Detection Methods for CVE-2026-42073
Indicators of Compromise
- Unexpected termination of the OpenClaude local OAuth callback HTTP server during an active MCP authentication flow.
- Inbound HTTP requests to the OpenClaude loopback callback port originating from browser sessions navigating attacker-controlled pages.
- Repeated failed or incomplete OAuth flows reported by OpenClaude users running versions prior to 0.5.1.
Detection Strategies
- Inventory developer endpoints for OpenClaude installations and identify versions below 0.5.1 using software asset management telemetry.
- Monitor process telemetry for short-lived local HTTP listeners spawned by the OpenClaude CLI and correlate against unexpected exit events.
- Inspect browser and proxy logs for cross-origin requests to localhost callback ports during OAuth windows.
Monitoring Recommendations
- Alert on OpenClaude processes that exit during an in-progress OAuth handshake without completing token exchange.
- Track outbound DNS and HTTP requests from developer workstations to newly registered domains that subsequently trigger localhost callbacks.
- Review GitHub dependency and supply chain alerts referencing GHSA-c73c-x77g-854r.
How to Mitigate CVE-2026-42073
Immediate Actions Required
- Upgrade OpenClaude to version 0.5.1 or later on all developer workstations and build agents.
- Audit recent MCP authentication flows for unexpected interruptions that may indicate exploitation attempts.
- Restrict developer browsers from loading untrusted content during active OAuth authorization windows.
Patch Information
The vulnerability is patched in OpenClaude 0.5.1. The fix reorders the conditional checks in the OAuth callback handler so that state validation occurs before any server-shutdown logic executes. See the GitHub commit 739b8d1 and the GitHub Release v0.5.1 for details.
Workarounds
- Avoid running the OpenClaude MCP authentication flow while browsing untrusted websites if upgrade is not immediately possible.

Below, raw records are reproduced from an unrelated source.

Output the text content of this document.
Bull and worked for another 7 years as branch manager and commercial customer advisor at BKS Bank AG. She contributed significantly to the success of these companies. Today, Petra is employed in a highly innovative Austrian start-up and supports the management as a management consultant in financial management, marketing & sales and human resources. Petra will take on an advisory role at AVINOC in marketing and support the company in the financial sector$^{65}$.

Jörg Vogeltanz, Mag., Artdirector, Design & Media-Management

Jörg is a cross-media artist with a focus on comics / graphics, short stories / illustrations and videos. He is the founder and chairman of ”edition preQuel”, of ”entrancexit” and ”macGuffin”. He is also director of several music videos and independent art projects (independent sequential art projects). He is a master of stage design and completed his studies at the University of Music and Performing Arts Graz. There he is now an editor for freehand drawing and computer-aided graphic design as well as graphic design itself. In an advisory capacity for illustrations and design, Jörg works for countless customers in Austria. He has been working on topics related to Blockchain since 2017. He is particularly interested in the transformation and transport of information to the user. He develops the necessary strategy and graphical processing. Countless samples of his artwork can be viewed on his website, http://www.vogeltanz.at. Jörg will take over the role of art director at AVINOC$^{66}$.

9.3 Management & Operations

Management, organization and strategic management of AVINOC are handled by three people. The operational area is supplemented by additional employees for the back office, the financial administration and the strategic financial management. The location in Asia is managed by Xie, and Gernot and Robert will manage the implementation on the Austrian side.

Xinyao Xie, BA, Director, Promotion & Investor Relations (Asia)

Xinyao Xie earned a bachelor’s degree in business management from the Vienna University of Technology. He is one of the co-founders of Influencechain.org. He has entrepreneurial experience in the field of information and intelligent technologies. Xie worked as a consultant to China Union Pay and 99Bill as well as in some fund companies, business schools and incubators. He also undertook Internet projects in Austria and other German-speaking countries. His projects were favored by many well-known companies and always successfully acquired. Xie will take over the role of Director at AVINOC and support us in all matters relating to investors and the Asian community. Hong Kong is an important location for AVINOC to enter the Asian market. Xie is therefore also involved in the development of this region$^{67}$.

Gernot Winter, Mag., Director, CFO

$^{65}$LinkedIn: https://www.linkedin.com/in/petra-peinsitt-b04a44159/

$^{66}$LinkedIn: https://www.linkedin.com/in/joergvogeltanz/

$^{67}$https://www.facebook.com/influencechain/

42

- Use host firewall rules to restrict inbound connections to the OpenClaude callback port from non-browser local processes.
- Close all unnecessary browser tabs before initiating an MCP OAuth flow to reduce CSRF exposure.
# Upgrade OpenClaude to the patched release
npm install -g openclaude@0.5.1
openclaude --version
Disclaimer: This content was generated using AI. While we strive for accuracy, please verify critical information with official sources.